Personal Finance / 24 September 2017, 12:00pm / Mike van der Westhuizen and Nishlen Govender
Bitcoin's appeal is that it operates independently of any central bank. As such, it is seen as heralding a new age of global payments. Bitcoin comprises just under half of the $100-billion cryptocurrency universe.
Blockchain, the technology behind Bitcoin, is, in our view, a far more powerful platform than Bitcoin itself. A specialist in financial technology said on question-and-answer website Quora: “Blockchain technology creates a decentralised digital public record of transactions that is secure, anonymous, tamper-proof and unchangeable. Instead of a bank or other intermediary maintaining a private database of records, blockchain technology makes all records public.”
But how should Bitcoin be valued? If we assume that Bitcoin is a currency, we would try to ascertain its long-term fair value by using various models: relative purchasing power parity, inflation differentials or interest rate differentials. But these values are impossible to ascertain for Bitcoin, because a central bank is not involved, and a defined domicile and any associated economic fundamentals are absent.
If we treat Bitcoin as a basic security, there are no fundamentals to assess it, so we are unable to reach an appropriate valuation.
If we cannot estimate value using traditional criteria, we can still assess a tradeable asset based on its supply and demand. Bitcoin participants can be broken down into two broad categories: those who use Bitcoin for trading and speculators. We know from anecdotal evidence that Bitcoin is not widely used as legal tender.
Additionally, it is extremely volatile and an unlikely means of long-term wealth preservation.
If the only way we can value Bitcoin is based on supply and demand, and if those who use Bitcoin as legal tender comprise just a small part of its demand, a large portion of the demand for Bitcoin is speculative.

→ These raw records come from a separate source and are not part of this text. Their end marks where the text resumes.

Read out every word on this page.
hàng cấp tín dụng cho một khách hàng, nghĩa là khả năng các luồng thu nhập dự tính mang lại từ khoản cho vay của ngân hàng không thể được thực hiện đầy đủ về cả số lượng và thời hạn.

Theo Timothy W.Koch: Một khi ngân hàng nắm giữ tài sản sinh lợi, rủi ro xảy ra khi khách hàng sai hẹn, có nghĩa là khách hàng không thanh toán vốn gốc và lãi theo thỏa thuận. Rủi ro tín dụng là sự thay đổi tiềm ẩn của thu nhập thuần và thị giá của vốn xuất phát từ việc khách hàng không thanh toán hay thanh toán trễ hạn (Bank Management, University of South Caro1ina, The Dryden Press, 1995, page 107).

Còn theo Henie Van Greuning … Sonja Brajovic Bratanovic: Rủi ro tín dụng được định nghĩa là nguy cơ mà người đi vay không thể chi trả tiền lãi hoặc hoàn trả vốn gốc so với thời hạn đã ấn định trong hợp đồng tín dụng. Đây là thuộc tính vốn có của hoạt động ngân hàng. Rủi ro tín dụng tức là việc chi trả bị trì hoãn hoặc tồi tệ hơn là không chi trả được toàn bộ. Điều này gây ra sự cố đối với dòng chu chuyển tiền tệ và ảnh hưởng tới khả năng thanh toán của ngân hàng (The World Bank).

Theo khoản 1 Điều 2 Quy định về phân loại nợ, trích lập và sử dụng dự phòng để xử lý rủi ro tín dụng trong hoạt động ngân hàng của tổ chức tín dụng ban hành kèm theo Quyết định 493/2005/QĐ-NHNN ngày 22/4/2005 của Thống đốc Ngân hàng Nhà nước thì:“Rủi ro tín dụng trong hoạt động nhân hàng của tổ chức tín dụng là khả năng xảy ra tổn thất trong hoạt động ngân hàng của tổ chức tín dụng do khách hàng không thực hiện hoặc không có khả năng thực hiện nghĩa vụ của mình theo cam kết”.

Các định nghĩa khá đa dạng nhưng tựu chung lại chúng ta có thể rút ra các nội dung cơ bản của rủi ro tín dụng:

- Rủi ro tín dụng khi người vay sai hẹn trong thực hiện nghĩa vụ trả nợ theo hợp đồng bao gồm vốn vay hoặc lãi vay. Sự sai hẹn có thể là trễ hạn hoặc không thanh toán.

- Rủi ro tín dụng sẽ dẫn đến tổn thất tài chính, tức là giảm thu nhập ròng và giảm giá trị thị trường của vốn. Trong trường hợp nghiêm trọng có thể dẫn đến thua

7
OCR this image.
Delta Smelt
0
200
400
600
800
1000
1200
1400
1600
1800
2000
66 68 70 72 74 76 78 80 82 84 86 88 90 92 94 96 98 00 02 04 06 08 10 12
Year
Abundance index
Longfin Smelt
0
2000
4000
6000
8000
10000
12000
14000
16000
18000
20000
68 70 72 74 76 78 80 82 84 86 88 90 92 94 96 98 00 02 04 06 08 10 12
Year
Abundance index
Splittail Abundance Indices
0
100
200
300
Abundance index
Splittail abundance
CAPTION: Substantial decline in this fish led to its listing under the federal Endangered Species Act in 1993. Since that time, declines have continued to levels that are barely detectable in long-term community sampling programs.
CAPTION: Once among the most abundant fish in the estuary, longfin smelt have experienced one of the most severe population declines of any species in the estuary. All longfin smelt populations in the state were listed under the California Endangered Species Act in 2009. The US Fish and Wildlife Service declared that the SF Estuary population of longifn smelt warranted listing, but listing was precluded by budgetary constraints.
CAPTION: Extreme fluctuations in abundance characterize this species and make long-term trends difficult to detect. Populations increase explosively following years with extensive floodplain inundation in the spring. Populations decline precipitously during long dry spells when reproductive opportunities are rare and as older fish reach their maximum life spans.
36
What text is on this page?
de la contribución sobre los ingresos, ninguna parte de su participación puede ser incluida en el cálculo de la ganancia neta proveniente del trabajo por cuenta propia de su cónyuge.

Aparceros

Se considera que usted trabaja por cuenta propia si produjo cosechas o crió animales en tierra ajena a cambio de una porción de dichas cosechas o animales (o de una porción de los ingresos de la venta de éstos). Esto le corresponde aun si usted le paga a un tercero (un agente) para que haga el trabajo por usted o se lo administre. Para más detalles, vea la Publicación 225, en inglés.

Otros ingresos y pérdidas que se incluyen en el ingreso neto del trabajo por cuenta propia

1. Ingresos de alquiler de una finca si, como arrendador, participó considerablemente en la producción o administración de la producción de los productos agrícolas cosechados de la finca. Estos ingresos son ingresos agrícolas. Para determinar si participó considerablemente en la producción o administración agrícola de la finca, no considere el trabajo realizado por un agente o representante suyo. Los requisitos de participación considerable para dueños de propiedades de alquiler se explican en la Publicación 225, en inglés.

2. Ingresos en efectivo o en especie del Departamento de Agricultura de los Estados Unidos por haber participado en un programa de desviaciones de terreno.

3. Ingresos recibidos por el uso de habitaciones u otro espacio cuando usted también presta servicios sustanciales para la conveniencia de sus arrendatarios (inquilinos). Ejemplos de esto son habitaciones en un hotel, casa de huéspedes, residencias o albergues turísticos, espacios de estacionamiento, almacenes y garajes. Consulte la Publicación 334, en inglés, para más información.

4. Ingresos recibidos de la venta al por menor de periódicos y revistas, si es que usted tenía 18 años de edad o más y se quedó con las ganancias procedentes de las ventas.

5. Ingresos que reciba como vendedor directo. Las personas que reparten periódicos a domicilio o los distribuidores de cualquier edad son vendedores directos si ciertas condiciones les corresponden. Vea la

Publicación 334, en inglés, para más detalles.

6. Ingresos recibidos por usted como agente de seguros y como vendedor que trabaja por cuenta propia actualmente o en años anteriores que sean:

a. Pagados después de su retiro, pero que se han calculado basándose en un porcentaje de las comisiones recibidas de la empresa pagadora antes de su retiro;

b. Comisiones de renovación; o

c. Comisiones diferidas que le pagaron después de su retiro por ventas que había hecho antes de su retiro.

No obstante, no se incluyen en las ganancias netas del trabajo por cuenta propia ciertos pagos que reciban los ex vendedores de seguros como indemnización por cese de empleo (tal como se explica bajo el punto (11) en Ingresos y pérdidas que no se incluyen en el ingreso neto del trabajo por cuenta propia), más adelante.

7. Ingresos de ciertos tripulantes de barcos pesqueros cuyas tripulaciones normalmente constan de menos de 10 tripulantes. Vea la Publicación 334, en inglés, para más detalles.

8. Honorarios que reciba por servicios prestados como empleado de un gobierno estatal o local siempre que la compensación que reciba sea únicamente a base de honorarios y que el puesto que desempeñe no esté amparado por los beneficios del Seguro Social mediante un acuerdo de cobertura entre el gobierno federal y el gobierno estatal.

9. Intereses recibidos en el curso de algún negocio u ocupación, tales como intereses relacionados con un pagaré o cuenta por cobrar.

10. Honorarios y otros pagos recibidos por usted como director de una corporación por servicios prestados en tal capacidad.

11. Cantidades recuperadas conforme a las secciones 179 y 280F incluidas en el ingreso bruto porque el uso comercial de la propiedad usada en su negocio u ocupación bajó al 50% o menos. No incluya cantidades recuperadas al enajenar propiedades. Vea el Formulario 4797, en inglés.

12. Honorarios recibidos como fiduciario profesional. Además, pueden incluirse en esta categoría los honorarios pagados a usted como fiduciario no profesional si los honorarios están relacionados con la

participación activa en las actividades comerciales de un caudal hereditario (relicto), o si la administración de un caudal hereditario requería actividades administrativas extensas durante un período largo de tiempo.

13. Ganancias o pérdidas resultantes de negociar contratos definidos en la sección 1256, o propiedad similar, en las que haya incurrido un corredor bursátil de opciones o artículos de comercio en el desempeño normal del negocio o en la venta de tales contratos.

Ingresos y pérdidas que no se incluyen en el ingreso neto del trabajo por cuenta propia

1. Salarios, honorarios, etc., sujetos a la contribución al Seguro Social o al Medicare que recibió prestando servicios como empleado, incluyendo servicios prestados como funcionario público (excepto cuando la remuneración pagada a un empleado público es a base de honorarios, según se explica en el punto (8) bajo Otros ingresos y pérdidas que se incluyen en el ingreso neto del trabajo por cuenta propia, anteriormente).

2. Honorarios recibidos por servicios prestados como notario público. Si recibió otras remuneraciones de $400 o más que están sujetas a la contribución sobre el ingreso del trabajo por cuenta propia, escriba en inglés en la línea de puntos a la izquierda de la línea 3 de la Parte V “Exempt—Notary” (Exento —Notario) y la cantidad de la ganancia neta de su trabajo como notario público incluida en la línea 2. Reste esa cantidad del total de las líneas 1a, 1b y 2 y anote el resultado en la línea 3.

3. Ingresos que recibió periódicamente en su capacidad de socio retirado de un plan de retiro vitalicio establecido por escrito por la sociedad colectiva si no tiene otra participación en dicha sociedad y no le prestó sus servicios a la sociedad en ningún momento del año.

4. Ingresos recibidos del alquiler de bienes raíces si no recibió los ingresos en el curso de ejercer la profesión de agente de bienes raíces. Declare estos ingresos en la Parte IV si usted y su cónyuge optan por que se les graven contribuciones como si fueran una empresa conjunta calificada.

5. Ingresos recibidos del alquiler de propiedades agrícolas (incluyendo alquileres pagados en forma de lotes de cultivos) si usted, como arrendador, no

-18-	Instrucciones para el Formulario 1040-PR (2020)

With no viable way to determine the price at which Bitcoin, or any cryptocurrency, should be trading, based on usual valuation criteria, if demand were to slump, it could result in spectacular losses similar to those seen during previous bubbles (which is true even in Bitcoin’s relatively short history).
We believe the hype surrounding, and the price appreciation of, some cryptocurrencies belies any of the underlying traits that we would look for in a sound investment, and instead feeds on optimism about the future of cryptocurrencies.
We cannot say whether or not these currencies are expensive, but we believe that, without this knowledge, it is impossible for us to invest in an asset class that seems to trade purely on momentum and sentiment.
In addition, there are headwinds that could prevent Bitcoin from being rapidly and widely accepted. These include:
• Bitcoin’s transaction processing is relatively slow, handling up to seven transactions a second, whereas service providers such as Visa and Mastercard can handle thousands a second;
• Without acceptance by regulatory authorities, involvement in cryptocurrencies by large institutional players and governments will remain limited;
• It is unlikely that Bitcoin will replace money in the near to medium term, because governments have far too much to lose from this; and
• Bitcoin’s high volatility negates the definition of a currency as a store of value.
Mike van der Westhuizen is a portfolio manager and Nishlen Govender is an investment analyst at Citadel.